In the series, they’re all made to wear a uniform, they address each other predominantly by their last names, they form their own families within the prison, they have their own work parties to take part in and take pride in, they share their messes in a communal dining hall and have to serve a certain amount of time. Much like the Navy.
It was interesting to watch an episode last night. One of the inmates was accidentally given an early release and was driven to the local bus depot with $40 in her pocket and a bus ticket to a nearby town. Instead of jumping on that bus, she sat there. Sat there until the Assistant Warden came to apprehend her. When asked why she didn’t get on the bus, she said she didn’t know where to go.
Tonight marks the last night of my 13-and-a-half-year career in the Royal Australian Navy. I kind of feel like that prisoner. I am now sitting at the bus stop, willingly transferring from full time service, and I have No. Idea. Where I’m going. Obviously my situation is extremely different in that I volunteered to serve in the Navy and I am voluntarily leaving, but I’m sitting at that bus stop, for the first real time as an adult wondering what the heck I’m going to do!
Of course, I’m a Mum, and a small business owner, but I don’t know what job I’m going to do when I grow up! I’ve been a Naval Officer for so long, I feel like I’m losing that part of my identity. Sure, there are the memories and the photos, the friends and the experiences, but I will no longer be part of that exclusive club to which I’ve belonged for so long. I will miss it dearly as it has helped me become the person I am today. It has made me the leader I am, the manager, the friend, the daughter, the wife and even the Mother I am.
I will be forever grateful to the Navy and all it has given me over the years.
I will miss the uniform, and the pride in which I took to iron my creases in every day. I will miss the excitement I felt when deploying. I will miss the instant family made when you stepped onboard a ship. I will miss the feeling of professional competence in a job I knew well. The travel. The feeling of belonging. Despite all the wonderful friends and family I have around me, supporting me through this transition, I feel like an enormous part of me is disappearing. Sure, I’ll probably go and complete some Reserve work here and there, but it just isn’t the same.
No longer will I have the excitement (and unnerving uncertainty) of the possibility of being posted to another state, or even another country. There’ll be no new staff coming and going. No more professional adult conversation; no more helping people learn their new jobs. The Navy provided me with so many amazing opportunities I could never experience anywhere else.
So given all of this awesomeness, you might wonder why I’m leaving.
I’ve served my time with pleasure and dedication, pride and commitment… but now it is time to focus on my family and the growth of my business so I can stay at home more. I’ve been given wonderful opportunities for part time and flexible work in the Navy, but it wasn’t enough for me. Whilst I crave adventure and travel, my focus is now on our beautiful kids and seeing them grow through their childhood. Which, mind you, is already zooming past.

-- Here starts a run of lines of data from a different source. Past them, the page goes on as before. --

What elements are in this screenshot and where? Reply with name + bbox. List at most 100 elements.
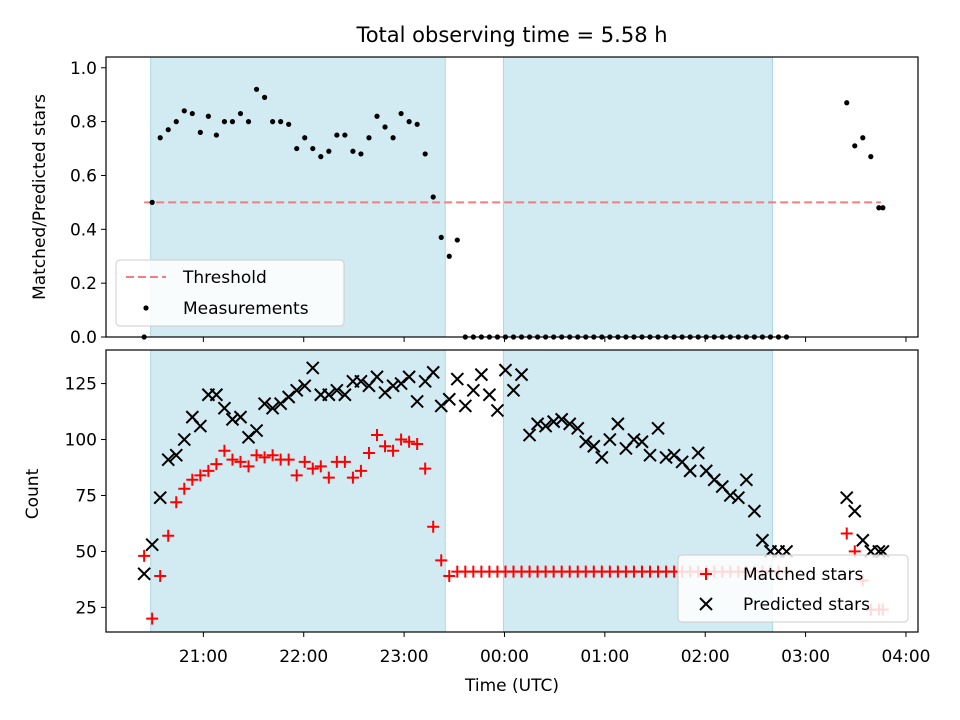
predicted-stars-point (169, 448, 183, 462)
predicted-stars-point (209, 388, 224, 402)
legend-matched-swatch (700, 568, 712, 580)
predicted-stars-point (546, 414, 561, 429)
x-tick-label: 04:00 (881, 647, 930, 667)
predicted-stars-point (257, 397, 272, 411)
matched-stars-point (290, 469, 303, 482)
matched-stars-point (354, 464, 367, 477)
predicted-stars-point (723, 488, 738, 503)
measurement-point (294, 145, 300, 152)
legend-measurements-swatch (143, 305, 149, 311)
measurement-point (358, 151, 364, 157)
measurement-point (181, 108, 187, 114)
measurement-point (844, 100, 850, 106)
predicted-stars-point (755, 533, 770, 547)
predicted-stars-point (611, 417, 625, 431)
matched-stars-point (840, 527, 853, 540)
bottom-observing-band-0 (150, 349, 446, 633)
top-y-tick-label: 0.6 (70, 166, 97, 186)
measurement-point (852, 143, 858, 149)
matched-stars-point (322, 471, 335, 484)
measurement-point (366, 135, 372, 141)
predicted-stars-point (354, 374, 368, 389)
chart-title: Total observing time = 5.58 h (355, 23, 667, 47)
predicted-stars-point (739, 473, 754, 487)
legend-matched-label: Matched stars (743, 565, 863, 585)
measurement-point (270, 119, 276, 125)
measurement-point (374, 113, 380, 119)
predicted-stars-point (522, 428, 537, 442)
predicted-stars-point (426, 365, 440, 380)
measurement-point (165, 127, 171, 133)
predicted-stars-point (137, 567, 151, 581)
predicted-stars-point (635, 435, 649, 449)
predicted-stars-point (370, 370, 384, 384)
predicted-stars-point (691, 446, 705, 460)
predicted-stars-point (249, 423, 264, 438)
measurement-point (229, 119, 236, 125)
x-tick-label: 21:00 (179, 647, 228, 667)
predicted-stars-point (458, 399, 473, 413)
predicted-stars-point (330, 383, 344, 397)
matched-stars-point (306, 462, 319, 475)
predicted-stars-point (571, 421, 585, 436)
matched-stars-point (346, 471, 359, 484)
matched-stars-point (226, 453, 239, 466)
matched-stars-point (162, 529, 175, 542)
predicted-stars-point (683, 464, 697, 478)
matched-stars-point (427, 520, 440, 533)
predicted-stars-point (482, 388, 497, 402)
x-tick-label: 00:00 (480, 647, 529, 667)
measurement-point (205, 113, 211, 119)
predicted-stars-point (840, 491, 854, 505)
matched-stars-point (146, 612, 159, 625)
predicted-stars-point (731, 491, 746, 505)
measurement-point (237, 110, 244, 117)
predicted-stars-point (490, 403, 505, 418)
matched-stars-point (443, 570, 456, 583)
predicted-stars-point (579, 435, 593, 449)
measurement-point (221, 119, 228, 125)
x-axis-label: Time (UTC) (464, 676, 559, 696)
predicted-stars-point (217, 401, 232, 415)
measurement-point (406, 119, 412, 125)
predicted-stars-point (587, 439, 601, 453)
bottom-legend-box (677, 554, 909, 623)
matched-stars-point (242, 460, 255, 473)
predicted-stars-point (306, 361, 320, 375)
measurement-point (446, 253, 452, 259)
predicted-stars-point (450, 372, 465, 386)
x-tick-label: 23:00 (380, 647, 429, 667)
measurement-point (302, 135, 308, 141)
x-tick-label: 03:00 (781, 647, 830, 667)
top-y-tick-label: 0.2 (70, 274, 97, 294)
predicted-stars-point (627, 432, 641, 447)
x-tick-label: 22:00 (279, 647, 328, 667)
measurement-point (868, 154, 874, 160)
matched-stars-point (266, 449, 279, 462)
bottom-y-tick-label: 125 (65, 375, 97, 395)
predicted-stars-point (225, 412, 240, 427)
measurement-point (173, 119, 179, 125)
top-y-tick-label: 1.0 (70, 59, 97, 79)
top-plot-frame (105, 56, 919, 338)
measurement-point (213, 132, 220, 138)
predicted-stars-point (410, 394, 424, 409)
matched-stars-point (210, 458, 223, 471)
predicted-stars-point (530, 417, 545, 431)
measurement-point (390, 135, 396, 141)
measurement-point (398, 110, 404, 117)
predicted-stars-point (322, 388, 336, 402)
measurement-point (342, 132, 348, 138)
predicted-stars-point (554, 412, 569, 427)
predicted-stars-point (603, 432, 617, 447)
top-y-tick-label: 0.8 (70, 113, 97, 133)
predicted-stars-point (402, 370, 416, 384)
predicted-stars-point (145, 538, 159, 552)
predicted-stars-point (848, 504, 862, 518)
legend-predicted-label: Predicted stars (743, 595, 870, 615)
matched-stars-point (419, 462, 432, 475)
predicted-stars-point (643, 448, 657, 462)
measurement-point (430, 194, 436, 200)
measurement-point (382, 124, 388, 130)
measurement-point (310, 145, 316, 152)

My decision allows me to not rush the kids out of the door in the morning, and allows them to know Mummy will be home every night. My decision allows me the freedom to choose what I want to wear every day, to call people by their first names, and to choose my own adventure. My decision allows me to spend time with my own family. So whilst Orange may be the New Black for prison, red nails and family are the new black (and white) for me.
I’m excited, scared, devastated and happy all at the same time.
Thank you to those who have been part of my past and to those who will help me build my new future.